Don’t put it past our politicians to try it in a financial emergency. The breaking of contracts by the U.S. government, unfortunately, has happened before, and what’s under way in Cyprus shows that feckless politicos will continue to try such things.

In 1933–34, amid the depths of the Great Depression, the U.S. government seized the American people’s gold holdings. From that point, until 1975, it was illegal for Americans to own gold, other than in some forms of jewelry or collectors’ coins. In the panic of the Depression years the courts upheld this unconstitutional confiscation. Yes, people received dollars in return for their holdings of the yellow metal, but the dollar itself was formally devalued by 40%. Moreover, the U.S. government abrogated private commercial contracts containing the so-called gold clause, which allowed creditors to receive payments in either dollars or gold.

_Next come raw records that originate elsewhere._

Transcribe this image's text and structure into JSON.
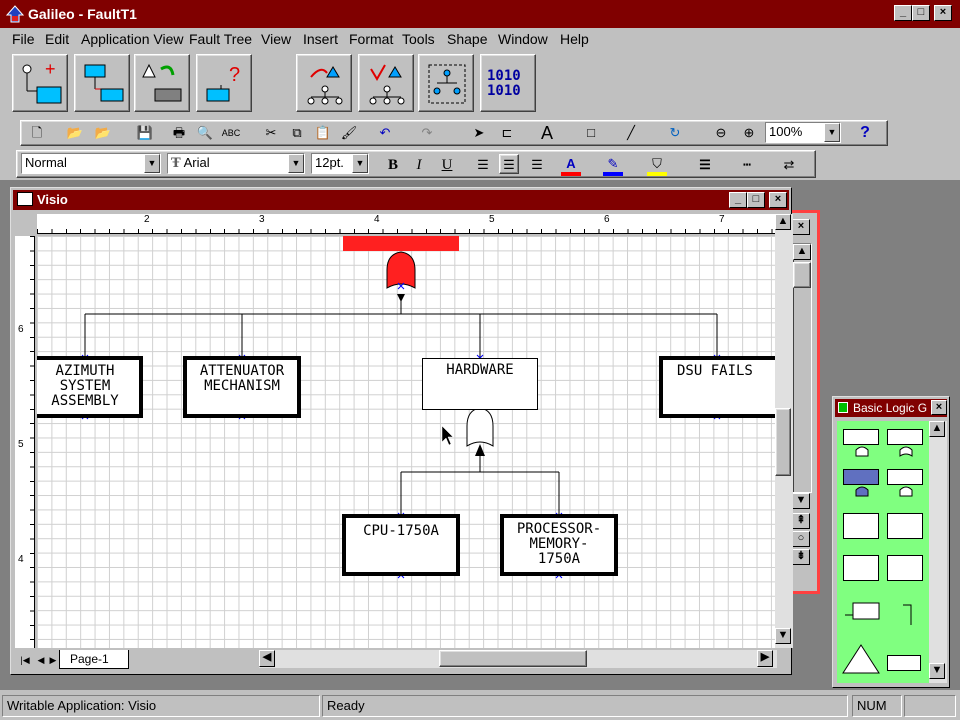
{
  "app": {
    "title": "Galileo - FaultT1"
  },
  "menu": [
    "File",
    "Edit",
    "Application View",
    "Fault Tree",
    "View",
    "Insert",
    "Format",
    "Tools",
    "Shape",
    "Window",
    "Help"
  ],
  "big_toolbar": {
    "binary_label": "1010\n1010"
  },
  "toolbar": {
    "zoom_value": "100%",
    "style_value": "Normal",
    "font_value": "Arial",
    "size_value": "12pt.",
    "bold": "B",
    "italic": "I",
    "underline": "U",
    "help": "?"
  },
  "visio": {
    "title": "Visio",
    "page_tab": "Page-1",
    "ruler_ticks": [
      "2",
      "3",
      "4",
      "5",
      "6",
      "7"
    ],
    "vruler_ticks": [
      "6",
      "5",
      "4"
    ]
  },
  "tree": {
    "nodes": {
      "azimuth": "AZIMUTH\nSYSTEM\nASSEMBLY",
      "attenuator": "ATTENUATOR\nMECHANISM",
      "hardware": "HARDWARE",
      "dsu": "DSU FAILS",
      "cpu": "CPU-1750A",
      "processor": "PROCESSOR-\nMEMORY-\n1750A"
    }
  },
  "stencil": {
    "title": "Basic Logic G"
  },
  "status": {
    "left": "Writable Application:  Visio",
    "middle": "Ready",
    "num": "NUM"
  },
  "colors": {
    "title_bar": "#800000",
    "gate_red": "#ff2020",
    "stencil_bg": "#80ff80",
    "shape_blue": "#0000ff"
  }
}
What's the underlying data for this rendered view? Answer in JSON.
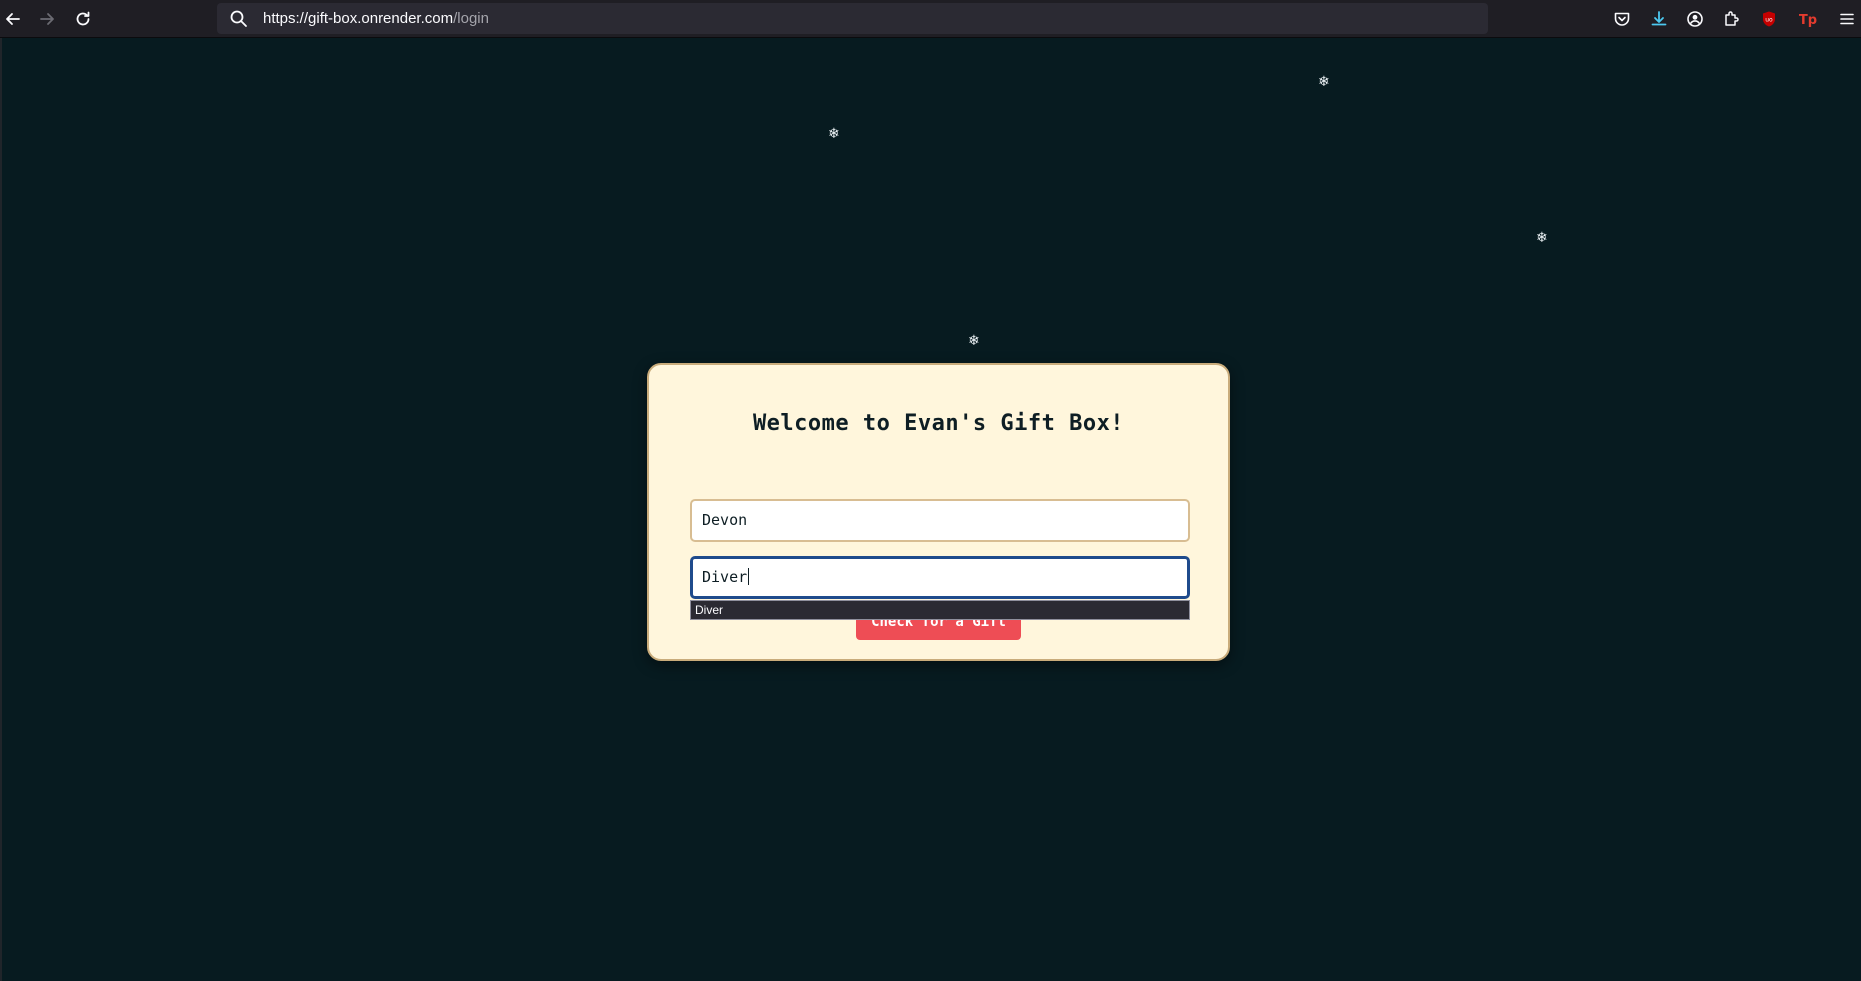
{
  "browser": {
    "url_host": "https://gift-box.onrender.com",
    "url_path": "/login",
    "icons": [
      "back-icon",
      "forward-icon",
      "reload-icon",
      "search-icon",
      "pocket-icon",
      "downloads-icon",
      "account-icon",
      "extensions-icon",
      "ublock-icon",
      "tp-extension-icon",
      "menu-icon"
    ],
    "colors": {
      "downloads": "#4cc9f0",
      "ublock": "#c50000",
      "tp": "#e33b2e"
    }
  },
  "page": {
    "background": "#071b20",
    "snowflake_glyph": "❄",
    "card": {
      "title": "Welcome to Evan's Gift Box!",
      "name_field_value": "Devon",
      "second_field_value": "Diver",
      "autocomplete_option": "Diver",
      "button_label": "Check for a Gift",
      "button_color": "#ee4d55",
      "card_color": "#fff6dc"
    }
  }
}
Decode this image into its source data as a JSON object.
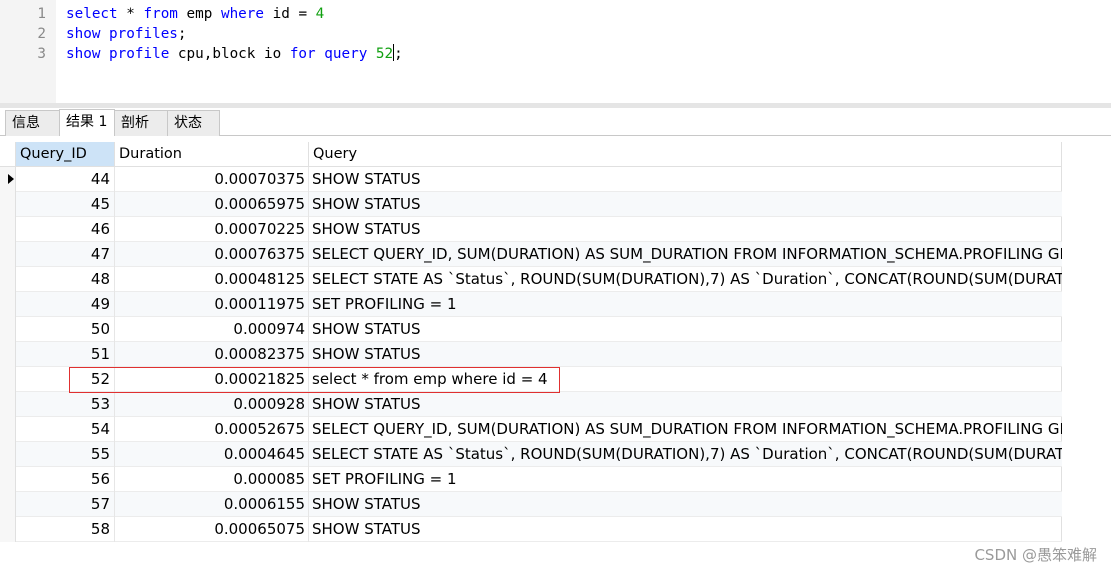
{
  "editor": {
    "lines": [
      {
        "num": "1",
        "tokens": [
          {
            "t": "select",
            "c": "kw"
          },
          {
            "t": " * ",
            "c": ""
          },
          {
            "t": "from",
            "c": "kw"
          },
          {
            "t": " emp ",
            "c": ""
          },
          {
            "t": "where",
            "c": "kw"
          },
          {
            "t": " id = ",
            "c": ""
          },
          {
            "t": "4",
            "c": "num"
          }
        ]
      },
      {
        "num": "2",
        "tokens": [
          {
            "t": "show",
            "c": "kw"
          },
          {
            "t": " ",
            "c": ""
          },
          {
            "t": "profiles",
            "c": "kw"
          },
          {
            "t": ";",
            "c": ""
          }
        ]
      },
      {
        "num": "3",
        "tokens": [
          {
            "t": "show",
            "c": "kw"
          },
          {
            "t": " ",
            "c": ""
          },
          {
            "t": "profile",
            "c": "kw"
          },
          {
            "t": " cpu,block io ",
            "c": ""
          },
          {
            "t": "for",
            "c": "kw"
          },
          {
            "t": " ",
            "c": ""
          },
          {
            "t": "query",
            "c": "kw"
          },
          {
            "t": " ",
            "c": ""
          },
          {
            "t": "52",
            "c": "num"
          },
          {
            "t": "|caret|",
            "c": "caret"
          },
          {
            "t": ";",
            "c": ""
          }
        ]
      }
    ]
  },
  "tabs": [
    {
      "label": "信息",
      "active": false
    },
    {
      "label": "结果 1",
      "active": true
    },
    {
      "label": "剖析",
      "active": false
    },
    {
      "label": "状态",
      "active": false
    }
  ],
  "grid": {
    "columns": [
      "Query_ID",
      "Duration",
      "Query"
    ],
    "rows": [
      {
        "id": "44",
        "duration": "0.00070375",
        "query": "SHOW STATUS"
      },
      {
        "id": "45",
        "duration": "0.00065975",
        "query": "SHOW STATUS"
      },
      {
        "id": "46",
        "duration": "0.00070225",
        "query": "SHOW STATUS"
      },
      {
        "id": "47",
        "duration": "0.00076375",
        "query": "SELECT QUERY_ID, SUM(DURATION) AS SUM_DURATION FROM INFORMATION_SCHEMA.PROFILING GR"
      },
      {
        "id": "48",
        "duration": "0.00048125",
        "query": "SELECT STATE AS `Status`, ROUND(SUM(DURATION),7) AS `Duration`, CONCAT(ROUND(SUM(DURATION"
      },
      {
        "id": "49",
        "duration": "0.00011975",
        "query": "SET PROFILING = 1"
      },
      {
        "id": "50",
        "duration": "0.000974",
        "query": "SHOW STATUS"
      },
      {
        "id": "51",
        "duration": "0.00082375",
        "query": "SHOW STATUS"
      },
      {
        "id": "52",
        "duration": "0.00021825",
        "query": "select * from emp where id = 4"
      },
      {
        "id": "53",
        "duration": "0.000928",
        "query": "SHOW STATUS"
      },
      {
        "id": "54",
        "duration": "0.00052675",
        "query": "SELECT QUERY_ID, SUM(DURATION) AS SUM_DURATION FROM INFORMATION_SCHEMA.PROFILING GR"
      },
      {
        "id": "55",
        "duration": "0.0004645",
        "query": "SELECT STATE AS `Status`, ROUND(SUM(DURATION),7) AS `Duration`, CONCAT(ROUND(SUM(DURATION"
      },
      {
        "id": "56",
        "duration": "0.000085",
        "query": "SET PROFILING = 1"
      },
      {
        "id": "57",
        "duration": "0.0006155",
        "query": "SHOW STATUS"
      },
      {
        "id": "58",
        "duration": "0.00065075",
        "query": "SHOW STATUS"
      }
    ]
  },
  "watermark": "CSDN @愚笨难解",
  "colors": {
    "keyword": "#0000ff",
    "number": "#10a010",
    "selected_header": "#cde3f7",
    "highlight": "#e03030"
  }
}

In the early 1970s President Richard Nixon annulled contracts selling soybeans to Japan. This was done for domestic political reasons: U.S. soybean buyers had been complaining about the high prices, and Nixon felt keeping the product here would mollify them. Of course, the real reason that the prices of soybeans and other agricultural commodities were rising was that Nixon and the Federal Reserve were deliberately undermining the value of the U.S. dollar. (Japan responded by investing in Brazil, which became one of our major soybean competitors.)

In 2009 the Obama Administration pushed through a brazenly political restructuring of bankrupt General Motors and Chrysler, and huge payoffs were made to the United Auto Workers, a pro-Obama union, at the expense of bondholders. Banks signed off on the deal because they had no choice—their survival depended on the whims of Washington. Once again the courts turned their backs on this patently unconstitutional exercise.

There have been rumblings from some revenue-hungry Democrats about finding ways to tap into individuals’ retirement accounts.